How to Use the Pythagorean Theorem to Find the Unknown Side B Given 5 ft and 4 ft

The Pythagorean theorem states that in a right triangle, the square of the hypotenuse (the side opposite the right angle) is equal to the sum of the squares of the other two sides.
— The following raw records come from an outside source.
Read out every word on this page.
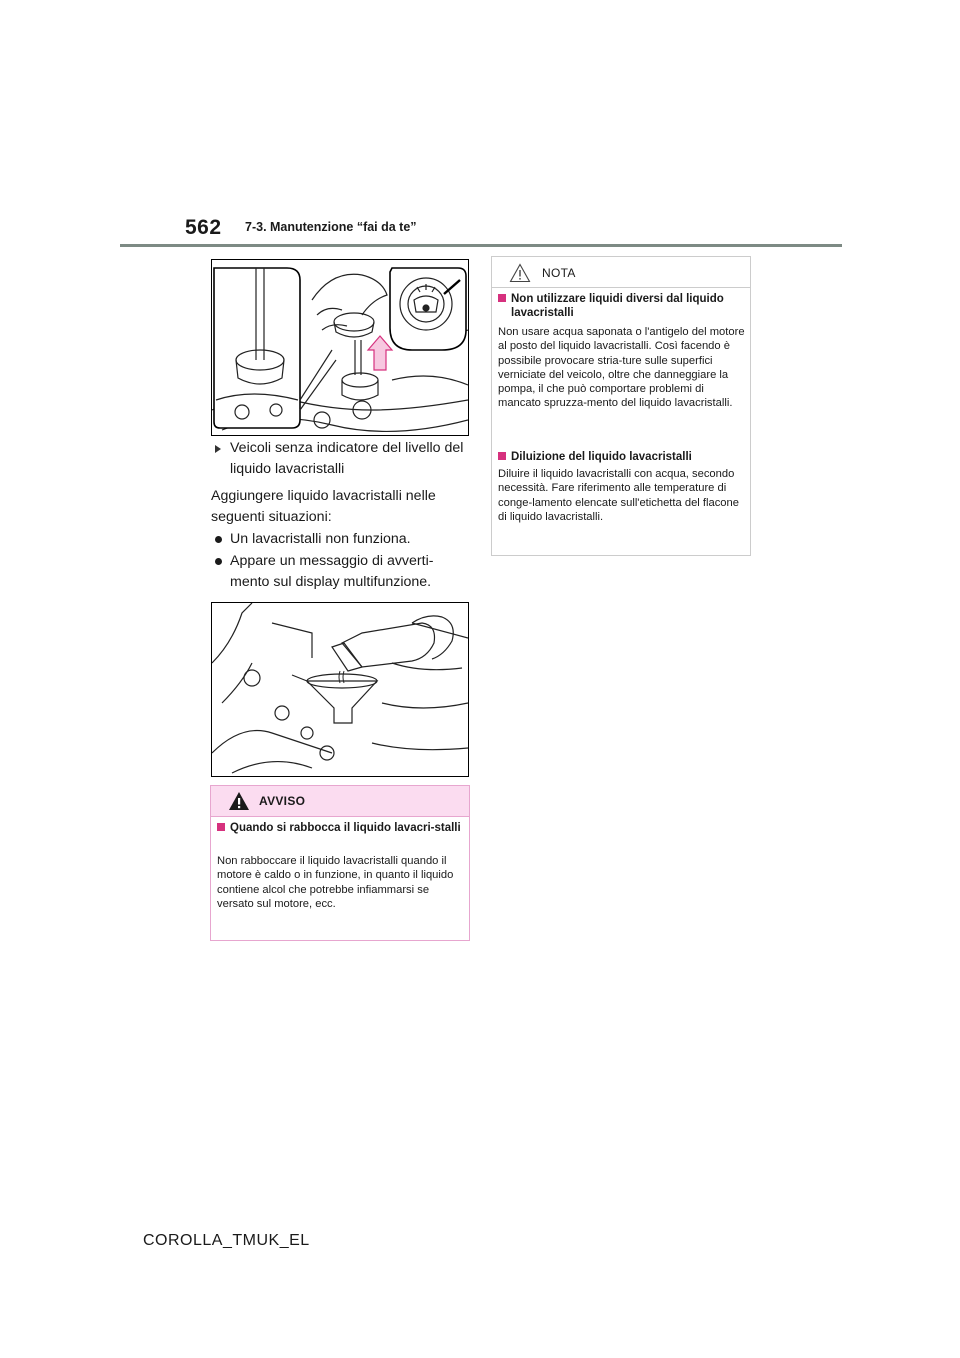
562 7-3. Manutenzione “fai da te”
Veicoli senza indicatore del livello del liquido lavacristalli
Aggiungere liquido lavacristalli nelle seguenti situazioni:
Un lavacristalli non funziona.
Appare un messaggio di avverti-mento sul display multifunzione.
AVVISO
Quando si rabbocca il liquido lavacri-stalli
Non rabboccare il liquido lavacristalli quando il motore è caldo o in funzione, in quanto il liquido contiene alcol che potrebbe infiammarsi se versato sul motore, ecc.
NOTA
Non utilizzare liquidi diversi dal liquido lavacristalli
Non usare acqua saponata o l'antigelo del motore al posto del liquido lavacristalli. Così facendo è possibile provocare stria-ture sulle superfici verniciate del veicolo, oltre che danneggiare la pompa, il che può comportare problemi di mancato spruzza-mento del liquido lavacristalli.
Diluizione del liquido lavacristalli
Diluire il liquido lavacristalli con acqua, secondo necessità. Fare riferimento alle temperature di conge-lamento elencate sull'etichetta del flacone di liquido lavacristalli.
COROLLA_TMUK_EL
The formula is:

a² + b² = c²

Here, let's assume you have two sides measuring 5 ft and 4 ft, and you want to solve for side B. Depending on which side B represents (either one of the legs or the hypotenuse), the method will vary:

Case 1: Finding the Hypotenuse (side C)

If the sides 5 ft and 4 ft are the two legs (a and b), then the hypotenuse c (side B in your case) can be found by:

c = √(a² + b²)

Substitute the known values:

c = √(5² + 4²) = √(25 + 16) = √41 ≈ 6.4 ft

Case 2: Finding a Leg (side B), when the hypotenuse and one leg are known

If you know the hypotenuse is 5 ft, and one leg is 4 ft, and you want to find the other leg B, then:

b = √(c² - a²)

Substitute the values:

b = √(5² - 4²) = √(25 - 16) = √9 = 3 ft

Summary

• If 5 ft and 4 ft are the legs, then to find the hypotenuse B: B = √(5² + 4²) ≈ 6.4 ft
• If 5 ft is the hypotenuse and 4 ft is one leg, then to find leg B: B = √(5² - 4²) = 3 ft

Make sure to identify which side you want to find and whether it is a leg or the hypotenuse.